Determination of the kinetics of permeation of dimethyl sulfoxide in isolated corneas.

Corneal cryopreservation requires that endothelial cells remain viable and intercellular structure be preserved. High viability levels for cryopreserved endothelial cells have been achieved, but preserving intercellular structure, especially endothelial attachment to Descemet's membrane, has proved difficult. Cell detachment apparently is not caused by ice, suggesting osmotic or chemical mechanisms. Knowledge of the permeation kinetics of cryoprotectants (CPAs) into endothelial cells and stroma is essential for controlling osmotic and chemical activity and achieving adequate tissue permeation prior to cooling.
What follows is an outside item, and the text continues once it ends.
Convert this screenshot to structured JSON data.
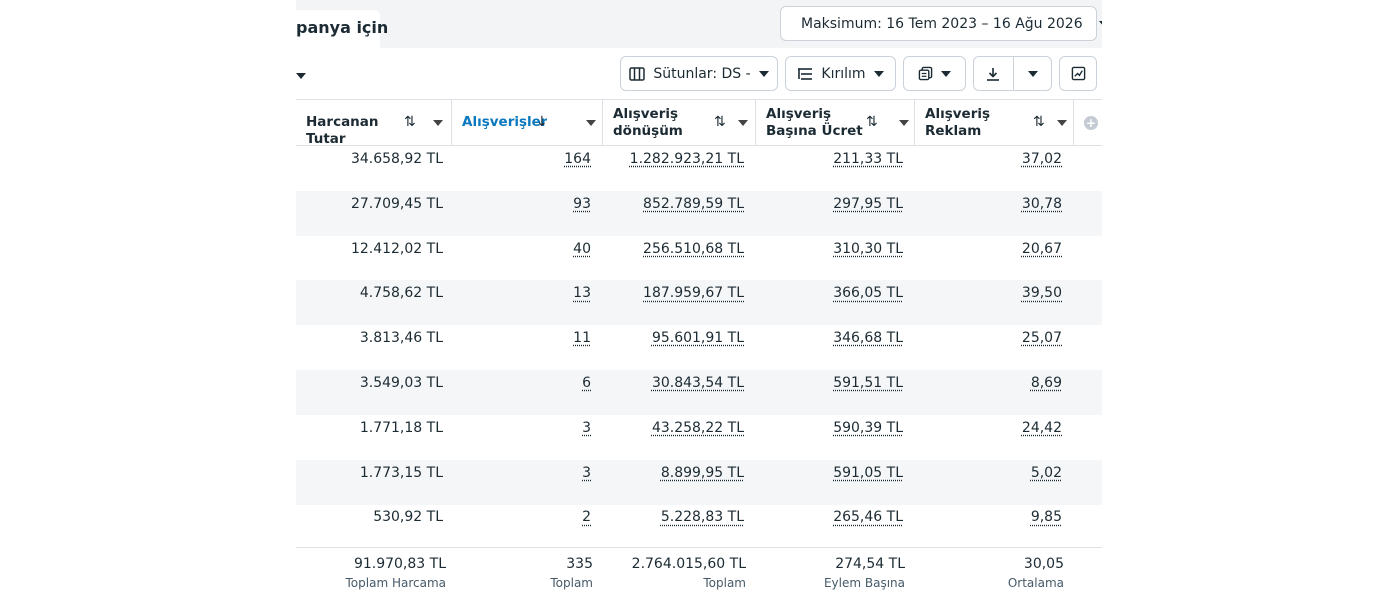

Proton nuclear magnetic resonance (NMR) spectroscopy was used to assess the permeation of dimethyl sulfoxide (DMSO) into isolated rabbit corneas. Corneas with intact epithelia were exposed to isotonic medium or 2.0 mol/L DMSO for 60 min and subsequently transferred to 2.0 or 4.0 mol/L DMSO, respectively, at 22, 0, or -10 degrees C. DMSO concentration in the cornea was measured vs time. The Kedem-Katchalsky model was fitted to the data. Hydraulic permeability (m3/N.s) is 7.1 x 10(-13) + 216%-11% at 22 degrees C, 8.2 x 10(-13) + 235%-21% at 0 degree C, and 1.7 x 10(-14) + 19%-16% at -10 degrees C. The reflection coefficient is 1.0 + 2%-1% at 22 degrees C and 0 degree C, and 0.9 +/- 5% at -10 degrees C. Solute mobility (cm/s) is 5.9 x 10(-6) + 6%-11% at 22 degrees C, 3.1 x 10(-6) + 12%-11% at 0 degree C, and 5.0 x 10(-8) cm/s + 59%-40% at -10 degrees C.